当前位置:网站首页>Crawler career from scratch (II): crawl the photos of my little sister ② (the website has been disabled)
Crawler career from scratch (II): crawl the photos of my little sister ② (the website has been disabled)
2022-07-03 09:18:00 【fishfuck】
List of articles
Preface
Start with this article , We will crawl through several articles in a row (url :https://imoemei.com/) All the pictures of my little sister . With this example, let's learn simple python Reptiles .
See related articles
A reptilian career from scratch ( One ): Crawling for a picture of my little sister ①
A reptilian career from scratch ( 3、 ... and ): Crawling for a picture of my little sister ③
Thought analysis
1. Page source analysis
Because last time we have climbed down all the pictures of the little sister on a page , So now we just need to get the of each page url, Then climb every page again OK 了
Do as you say !
First, let's check the source code of the page

Find a url, Go in and have a look

The result is just the cover ... Look again , I found it on the cover just now ! wuhu !
Observe the code of the whole page 
Of all pages url Just put it here li In block
Then we just need to take out each page's url It's done !
2. Reptilian thinking
Direct use request Get the whole page , Reuse BeatutifulSoup Parse web pages , Take out all page links , Then traverse the link , Save the picture according to the method in the previous article .
The crawler code
1. development environment
development environment :win10 python3.6.8
Using tools :pycharm
Using third party libraries :requests、os、BeatutifulSoup
2. Code decomposition
(1).
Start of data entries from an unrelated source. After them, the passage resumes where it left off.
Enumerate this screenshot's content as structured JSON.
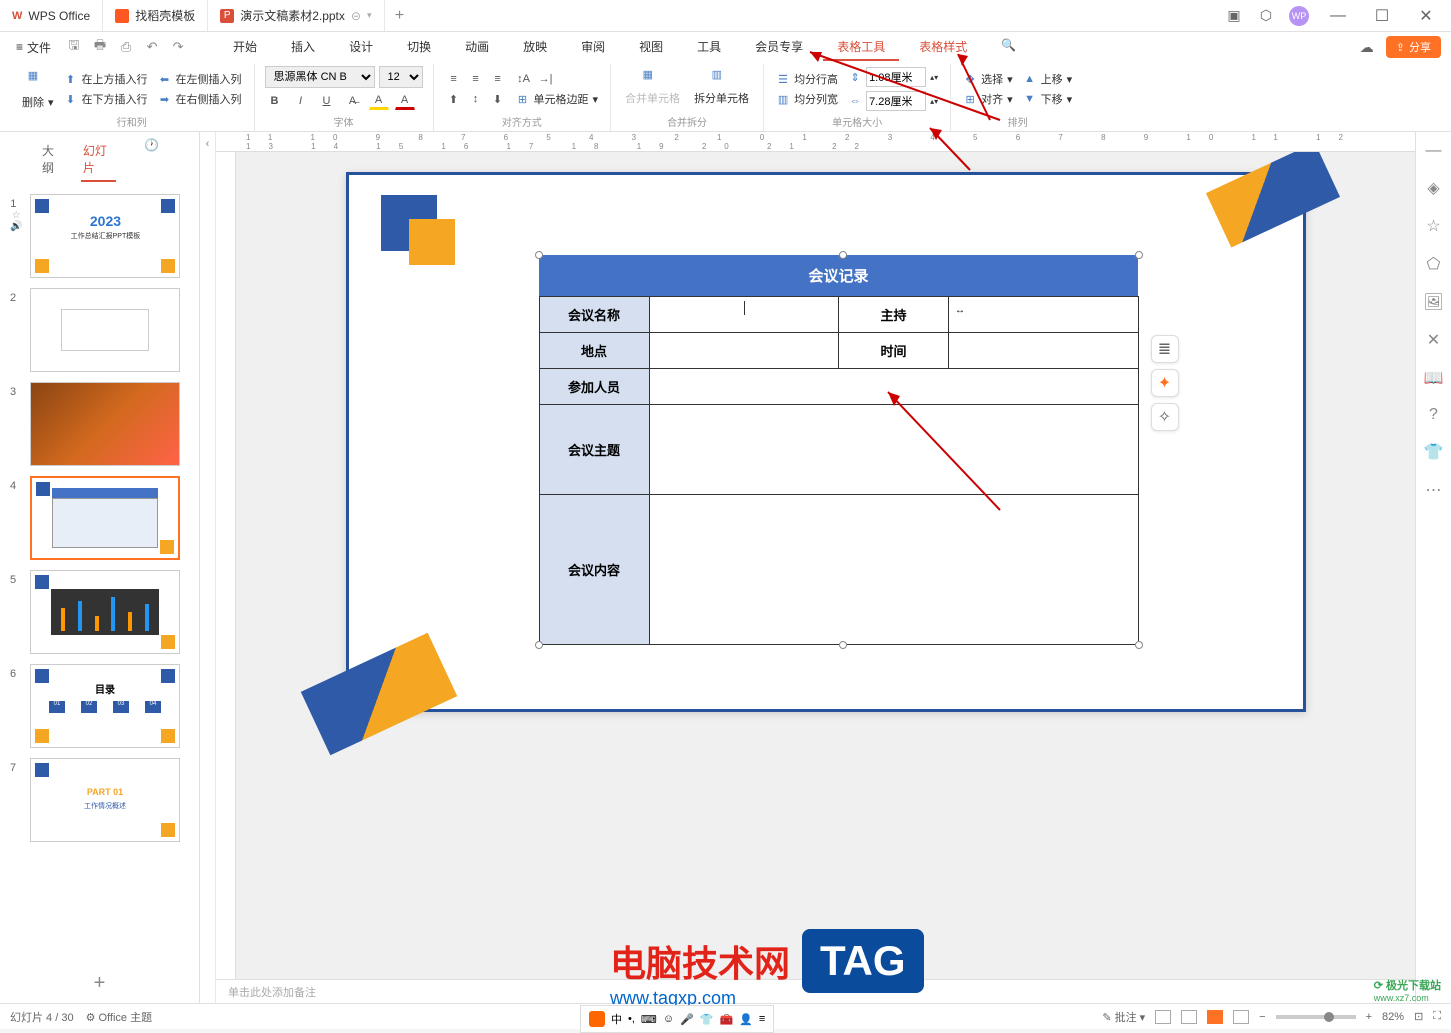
{
  "titlebar": {
    "app": "WPS Office",
    "tab_templates": "找稻壳模板",
    "doc_name": "演示文稿素材2.pptx",
    "add": "+"
  },
  "menubar": {
    "file": "文件",
    "tabs": [
      "开始",
      "插入",
      "设计",
      "切换",
      "动画",
      "放映",
      "审阅",
      "视图",
      "工具",
      "会员专享",
      "表格工具",
      "表格样式"
    ],
    "share": "分享"
  },
  "ribbon": {
    "rows_cols": {
      "label": "行和列",
      "delete": "删除",
      "insert_above": "在上方插入行",
      "insert_below": "在下方插入行",
      "insert_left": "在左侧插入列",
      "insert_right": "在右侧插入列"
    },
    "font": {
      "label": "字体",
      "family": "思源黑体 CN B",
      "size": "12"
    },
    "align": {
      "label": "对齐方式",
      "cell_margin": "单元格边距"
    },
    "merge": {
      "label": "合并拆分",
      "merge_cells": "合并单元格",
      "split_cells": "拆分单元格"
    },
    "cellsize": {
      "label": "单元格大小",
      "dist_rows": "均分行高",
      "dist_cols": "均分列宽",
      "row_h": "1.08厘米",
      "col_w": "7.28厘米"
    },
    "arrange": {
      "label": "排列",
      "select": "选择",
      "align": "对齐",
      "move_up": "上移",
      "move_down": "下移"
    }
  },
  "panel": {
    "tab_outline": "大纲",
    "tab_slides": "幻灯片"
  },
  "slides": [
    {
      "num": "1",
      "title": "2023",
      "sub": "工作总结汇报PPT模板"
    },
    {
      "num": "2"
    },
    {
      "num": "3"
    },
    {
      "num": "4"
    },
    {
      "num": "5"
    },
    {
      "num": "6",
      "title": "目录"
    },
    {
      "num": "7",
      "title": "PART 01",
      "sub": "工作情况概述"
    }
  ],
  "table": {
    "title": "会议记录",
    "rows": [
      [
        "会议名称",
        "",
        "主持",
        ""
      ],
      [
        "地点",
        "",
        "时间",
        ""
      ],
      [
        "参加人员",
        "",
        "",
        ""
      ],
      [
        "会议主题",
        "",
        "",
        ""
      ],
      [
        "会议内容",
        "",
        "",
        ""
      ]
    ]
  },
  "notes": {
    "placeholder": "单击此处添加备注"
  },
  "status": {
    "slide_count": "幻灯片 4 / 30",
    "theme": "Office 主题",
    "comments": "批注",
    "zoom": "82%",
    "ime": "中"
  },
  "watermark": {
    "text": "电脑技术网",
    "url": "www.tagxp.com",
    "tag": "TAG",
    "logo2a": "极光下载站",
    "logo2b": "www.xz7.com"
  }
}
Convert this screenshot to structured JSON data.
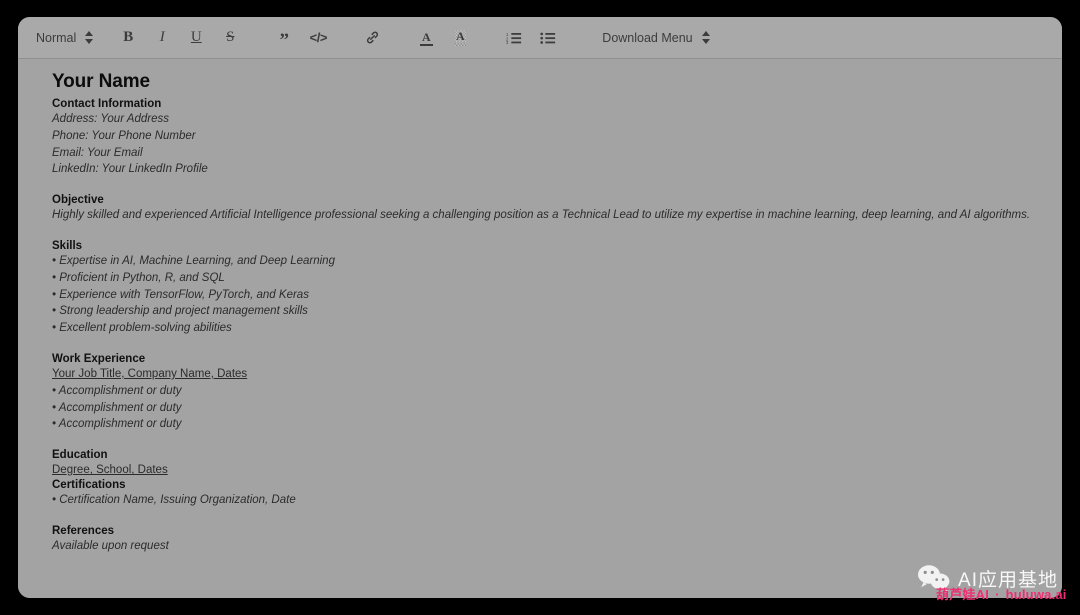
{
  "toolbar": {
    "style_picker": {
      "label": "Normal",
      "icon": "chevron-up-down-icon"
    },
    "buttons": [
      {
        "name": "bold-button",
        "glyph": "B",
        "title": "Bold"
      },
      {
        "name": "italic-button",
        "glyph": "I",
        "title": "Italic"
      },
      {
        "name": "underline-button",
        "glyph": "U",
        "title": "Underline"
      },
      {
        "name": "strikethrough-button",
        "glyph": "S",
        "title": "Strikethrough"
      },
      {
        "name": "blockquote-button",
        "glyph": "”",
        "title": "Blockquote"
      },
      {
        "name": "code-block-button",
        "glyph": "</>",
        "title": "Code block"
      },
      {
        "name": "link-button",
        "glyph": "🔗",
        "title": "Link"
      },
      {
        "name": "text-color-button",
        "glyph": "A",
        "title": "Text color"
      },
      {
        "name": "background-color-button",
        "glyph": "A",
        "title": "Background color"
      },
      {
        "name": "ordered-list-button",
        "glyph": "",
        "title": "Ordered list"
      },
      {
        "name": "bullet-list-button",
        "glyph": "",
        "title": "Bullet list"
      }
    ],
    "download_picker": {
      "label": "Download Menu",
      "icon": "chevron-up-down-icon"
    }
  },
  "document": {
    "name": "Your Name",
    "sections": [
      {
        "heading": "Contact Information",
        "lines": [
          "Address: Your Address",
          "Phone: Your Phone Number",
          "Email: Your Email",
          "LinkedIn: Your LinkedIn Profile"
        ]
      },
      {
        "heading": "Objective",
        "lines": [
          "Highly skilled and experienced Artificial Intelligence professional seeking a challenging position as a Technical Lead to utilize my expertise in machine learning, deep learning, and AI algorithms."
        ]
      },
      {
        "heading": "Skills",
        "lines": [
          "• Expertise in AI, Machine Learning, and Deep Learning",
          "• Proficient in Python, R, and SQL",
          "• Experience with TensorFlow, PyTorch, and Keras",
          "• Strong leadership and project management skills",
          "• Excellent problem-solving abilities"
        ]
      },
      {
        "heading": "Work Experience",
        "subheading": "Your Job Title, Company Name, Dates",
        "lines": [
          "• Accomplishment or duty",
          "• Accomplishment or duty",
          "• Accomplishment or duty"
        ]
      },
      {
        "heading": "Education",
        "subheading": "Degree, School, Dates",
        "lines": []
      },
      {
        "heading": "Certifications",
        "lines": [
          "• Certification Name, Issuing Organization, Date"
        ]
      },
      {
        "heading": "References",
        "lines": [
          "Available upon request"
        ]
      }
    ]
  },
  "watermark": {
    "logo": "wechat-icon",
    "title": "AI应用基地",
    "brand": "葫芦娃AI",
    "separator": "·",
    "site": "huluwa.ai",
    "accent_color": "#ef2d71"
  }
}
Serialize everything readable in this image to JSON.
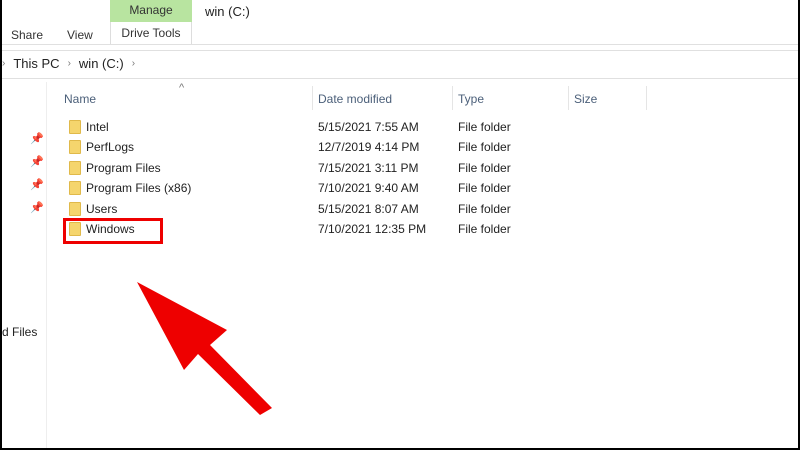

Import and stock in
import requests
import os
from bs4 import BeautifulSoup
(2) Get the address of each page
target_url = "https://imoemei.com/zipai/"
r = requests.get(url=target_url)
html = BeautifulSoup(r.text, 'html5lib')
b2_gap = html.find('ul', class_='b2_gap')
print(str(1) + "page is OK")
img_main = b2_gap.find_all('a', class_='thumb-link')
img_main_urls = []
for img in img_main:
img_main_url = img.get('href')
img_main_urls.append(img_main_url)
(3). Get the address of each picture
for j in range(len(img_main_urls) + 1):
print(img_main_urls[j])
r = requests.get(url=img_main_urls[j])
html = BeautifulSoup(r.text, 'html5lib')
entry_content = html.find('div', class_='entry-content')
img_list = entry_content.find_all('img')
img_urls = []
num = 0
name = html.find('h1').text
print(name)
for img in img_list:
img_url = img.get('src')
result = requests.get(img_url).content
(4). Save the picture to the specified folder
path = ' picture '
if not os.path.exists(path):
os.mkdir(path)
f = open(path + '/' + name + str(num) + '.jpg', 'wb')
f.write(result)
num += 1
print(' Downloading {} The first {} A picture '.format(name, num))
3. The overall code
import requests
import os
from bs4 import BeautifulSoup
target_url = "https://imoemei.com/zipai/"
r = requests.get(url=target_url)
html = BeautifulSoup(r.text, 'html5lib')
b2_gap = html.find('ul', class_='b2_gap')
print(str(1) + "page is OK")
img_main = b2_gap.find_all('a', class_='thumb-link')
img_main_urls = []
for img in img_main:
img_main_url = img.get('href')
img_main_urls.append(img_main_url)
for j in range(len(img_main_urls) + 1):
print(img_main_urls[j])
r = requests.get(url=img_main_urls[j])
html = BeautifulSoup(r.text, 'html5lib')
entry_content = html.find('div', class_='entry-content')
img_list = entry_content.find_all('img')
img_urls = []
num = 0
name = html.find('h1').text
print(name)
for img in img_list:
img_url = img.get('src')
result = requests.get(img_url).content
path = ' picture '
if not os.path.exists(path):
os.mkdir(path)
f = open(path + '/' + name + str(num) + '.jpg', 'wb')
f.write(result)
num += 1
print(' Downloading {} The first {} A picture '.format(name, num))
Crawling results


This time, I only climbed the first page under the selfie item , In the next article, we will crawl all pages of all sub items , Coming soon .
边栏推荐
- Use of sort command in shell
- We have a common name, XX Gong
- [point cloud processing paper crazy reading cutting-edge version 12] - adaptive graph revolution for point cloud analysis
- AcWing 787. Merge sort (template)
- Computing level network notes
- What is the difference between sudo apt install and sudo apt -get install?
- LeetCode 241. 为运算表达式设计优先级
- CSDN markdown editor help document
- 【点云处理之论文狂读前沿版11】—— Unsupervised Point Cloud Pre-training via Occlusion Completion
- How to check whether the disk is in guid format (GPT) or MBR format? Judge whether UEFI mode starts or legacy mode starts?
猜你喜欢

AcWing 786. Number k

LeetCode 30. Concatenate substrings of all words
![[set theory] order relation (chain | anti chain | chain and anti chain example | chain and anti chain theorem | chain and anti chain inference | good order relation)](/img/fd/c0f885cdd17f1d13fdbc71b2aea641.jpg)
[set theory] order relation (chain | anti chain | chain and anti chain example | chain and anti chain theorem | chain and anti chain inference | good order relation)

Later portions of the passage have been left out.